"It was the best of times, it was the worst of times": First Edition, First Issue of Charles Dickens' A Tale Of Two Cities
A Tale of Two Cities.
Item Number: 99743
London: Chapman and Hall, 1859.
First edition, first issue of one of Dickens’ most enduring works, with p. 213 misnumbered “113,” the signature mark “b” at the foot of the plate list, and the misspelling “affetcionately” on line 12, p. 134. Octavo, bound in full leather, gilt titles to the spine, elaborate gilt tooling to the spine, gilt ruled to the front and rear panels, gilt embossed portrait of Dickens to the front panel, gilt signature to the rear panel, all edges gilt, marbled endpapers, inner dentelles. Sixteen plates after H.K. Browne including frontispiece and title vignette. In fine condition.

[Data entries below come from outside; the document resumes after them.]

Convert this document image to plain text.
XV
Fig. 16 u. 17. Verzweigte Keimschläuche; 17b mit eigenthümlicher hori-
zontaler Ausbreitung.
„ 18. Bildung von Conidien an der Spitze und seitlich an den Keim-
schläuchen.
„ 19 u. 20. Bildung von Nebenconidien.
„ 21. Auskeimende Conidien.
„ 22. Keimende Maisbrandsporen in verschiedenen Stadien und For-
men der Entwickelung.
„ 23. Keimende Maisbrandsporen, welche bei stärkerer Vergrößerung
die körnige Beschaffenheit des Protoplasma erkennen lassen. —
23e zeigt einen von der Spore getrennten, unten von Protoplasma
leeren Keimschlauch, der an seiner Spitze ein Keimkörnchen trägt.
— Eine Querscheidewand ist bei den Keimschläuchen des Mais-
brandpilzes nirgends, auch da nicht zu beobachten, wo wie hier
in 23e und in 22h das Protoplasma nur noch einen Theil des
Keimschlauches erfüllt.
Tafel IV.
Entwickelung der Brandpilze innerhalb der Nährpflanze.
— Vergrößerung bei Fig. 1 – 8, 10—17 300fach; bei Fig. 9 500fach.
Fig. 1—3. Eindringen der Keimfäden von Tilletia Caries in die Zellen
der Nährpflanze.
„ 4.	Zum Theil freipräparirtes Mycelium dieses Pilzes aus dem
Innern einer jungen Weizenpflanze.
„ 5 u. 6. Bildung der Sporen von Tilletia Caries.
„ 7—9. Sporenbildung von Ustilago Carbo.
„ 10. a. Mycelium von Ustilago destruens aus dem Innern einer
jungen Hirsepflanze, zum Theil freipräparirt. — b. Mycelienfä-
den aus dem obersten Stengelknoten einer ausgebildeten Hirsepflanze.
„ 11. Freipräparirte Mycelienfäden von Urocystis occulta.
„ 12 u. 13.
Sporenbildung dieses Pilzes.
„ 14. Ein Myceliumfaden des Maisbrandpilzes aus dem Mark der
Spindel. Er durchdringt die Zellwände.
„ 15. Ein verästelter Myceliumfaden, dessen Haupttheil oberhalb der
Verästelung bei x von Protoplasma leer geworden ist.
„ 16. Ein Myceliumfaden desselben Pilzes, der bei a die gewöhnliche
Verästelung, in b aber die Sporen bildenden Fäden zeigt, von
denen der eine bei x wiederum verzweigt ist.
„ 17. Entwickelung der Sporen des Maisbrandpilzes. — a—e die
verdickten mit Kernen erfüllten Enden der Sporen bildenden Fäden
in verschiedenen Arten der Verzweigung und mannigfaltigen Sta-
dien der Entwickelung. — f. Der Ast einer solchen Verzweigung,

The most famous and possibly the most popular of Dickens's novels, A Tale of Two Cities shows a master of dramatic narrative extracting gold from the ore of history. If the bloody tableau of the French Revolution were not in itself sufficient for a dozen novels, Dickens added to it a professional resurrectionist, an authentic ogress, and an antihero as convincingly flawed as any in modern literature. “Dickens had always admired Carlyle’s History of the French Revolution, and asked him to recommend suitable books from which he could research the period; in reply Carlyle sent him a ‘cartload’ of volumes… So great was [Dickens’] enthusiasm for the story that it had indeed ‘taken in possession’ of him… The force of the novel springs from its exploration of darkness and death but its beauty derives from Dickens’ real sense of transcendence, from his ability to see the sweep of destiny” (Ackroyd, 858). The last of Dickens’ books to be illustrated by H.K. Browne (“Phiz”), with 16 engraved plates by him. “Browne, for 23 years responsible for all the etchings which had so successfully embellished these [Dickens’] books, produced his last drawings for the present work… Bradbury and Evans, the printers of all and publishers of five of Dickens’ works as issued in monthly parts, had ceased to act in this dual capacity after completion of Little Dorrit… [resulting] in the return of Chapman and Hall as publishers of this and all succeeding works” (Hatton & Cleaver, 333).